Religion, World Order, and Peace: Jewishness and Global Justice *
Israel, Jeff, Cross Currents
"Religion, World Order, and Peace" should focus the attention of religious and spiritual leaders on the contributions they can make to peace-building. As I read it, the paper makes two especially compelling suggestions: religious and spiritual leaders should engage in vigilant self-criticism and they should develop practical peace-building techniques. Applied to the topics of special concern listed at the end of the paper (treatment of minorities, conflicting interpretations of religious freedom, etc.), I believe such efforts will indeed promote peace among religious people. At the same time, I have concerns about the prominent role of religion and religious leadership in global politics envisioned by the authors. I gather from language used in the paper that they are well aware of the kinds of concerns I have in mind. To this extent, some of what follows is an elaboration on issues already implicitly identified by the authors.
In my short reflection I will, first, express some particular concerns about how Jews fit into a world order where religious leaders enjoy special political recognition.
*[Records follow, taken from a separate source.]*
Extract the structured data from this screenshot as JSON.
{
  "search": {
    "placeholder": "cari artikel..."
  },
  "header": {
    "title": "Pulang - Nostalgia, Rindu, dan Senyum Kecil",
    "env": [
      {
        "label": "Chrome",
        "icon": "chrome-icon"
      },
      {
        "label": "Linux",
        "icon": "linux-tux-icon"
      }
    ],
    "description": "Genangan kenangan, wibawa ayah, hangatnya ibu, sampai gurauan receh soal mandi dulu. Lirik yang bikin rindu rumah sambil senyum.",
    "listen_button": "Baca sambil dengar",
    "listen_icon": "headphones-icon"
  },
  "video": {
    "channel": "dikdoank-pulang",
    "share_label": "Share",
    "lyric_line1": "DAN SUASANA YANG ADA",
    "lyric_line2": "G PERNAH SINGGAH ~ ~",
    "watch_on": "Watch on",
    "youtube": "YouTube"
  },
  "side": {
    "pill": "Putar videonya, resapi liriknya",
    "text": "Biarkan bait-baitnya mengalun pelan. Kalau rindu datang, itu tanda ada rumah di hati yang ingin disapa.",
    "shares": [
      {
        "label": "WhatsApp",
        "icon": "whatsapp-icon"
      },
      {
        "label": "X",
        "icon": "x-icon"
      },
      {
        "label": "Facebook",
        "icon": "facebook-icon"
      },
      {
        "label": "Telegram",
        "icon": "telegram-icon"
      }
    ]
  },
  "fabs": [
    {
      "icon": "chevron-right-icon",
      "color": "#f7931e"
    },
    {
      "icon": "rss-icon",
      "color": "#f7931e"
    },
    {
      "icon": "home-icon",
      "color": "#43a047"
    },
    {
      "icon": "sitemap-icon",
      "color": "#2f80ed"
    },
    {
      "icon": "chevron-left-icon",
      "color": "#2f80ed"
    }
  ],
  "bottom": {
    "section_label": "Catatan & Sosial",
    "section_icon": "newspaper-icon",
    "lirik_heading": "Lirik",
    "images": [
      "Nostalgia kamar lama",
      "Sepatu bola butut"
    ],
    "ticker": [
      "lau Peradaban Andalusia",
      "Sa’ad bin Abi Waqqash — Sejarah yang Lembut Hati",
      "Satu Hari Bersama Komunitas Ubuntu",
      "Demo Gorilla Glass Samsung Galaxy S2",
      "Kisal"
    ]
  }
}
Second, I will express some related but more general concerns about the role of religious leadership in a just world order. Finally, I will conclude by portraying a vision that significantly overlaps with that of "Religion, World Order, and Peace" and joins the effort of its authors to harness the full diversity of human communities and traditions in the pursuit of global justice.
A variety of organizations and individuals ostensibly represent Jews in global politics. Let us look at three cases that involve the United Nations and peace-building. Many Rabbis have been involved in interreligious initiatives to build a global consensus for peace. The Millennium World Peace Summit of Religious and Spiritual Leaders held in the hall of the United Nations General Assembly is a good example. Rabbis have also signed declarations, engaged in dialogues, and joined Christian and Muslim clergy on other occasions hoping specifically to inspire an end to conflicts in the Middle East. When Rabbis engage in interreligious peace-building, they are seated next to priests, ministers, imams, etc., as professional clergy that minister to people of the Jewish faith. In these contexts, they function either as representatives of particular communities (if they are Chief Rabbis or congregational Rabbis) or as interpreters of concepts like peace and justice in the religion of Judaism, or as both.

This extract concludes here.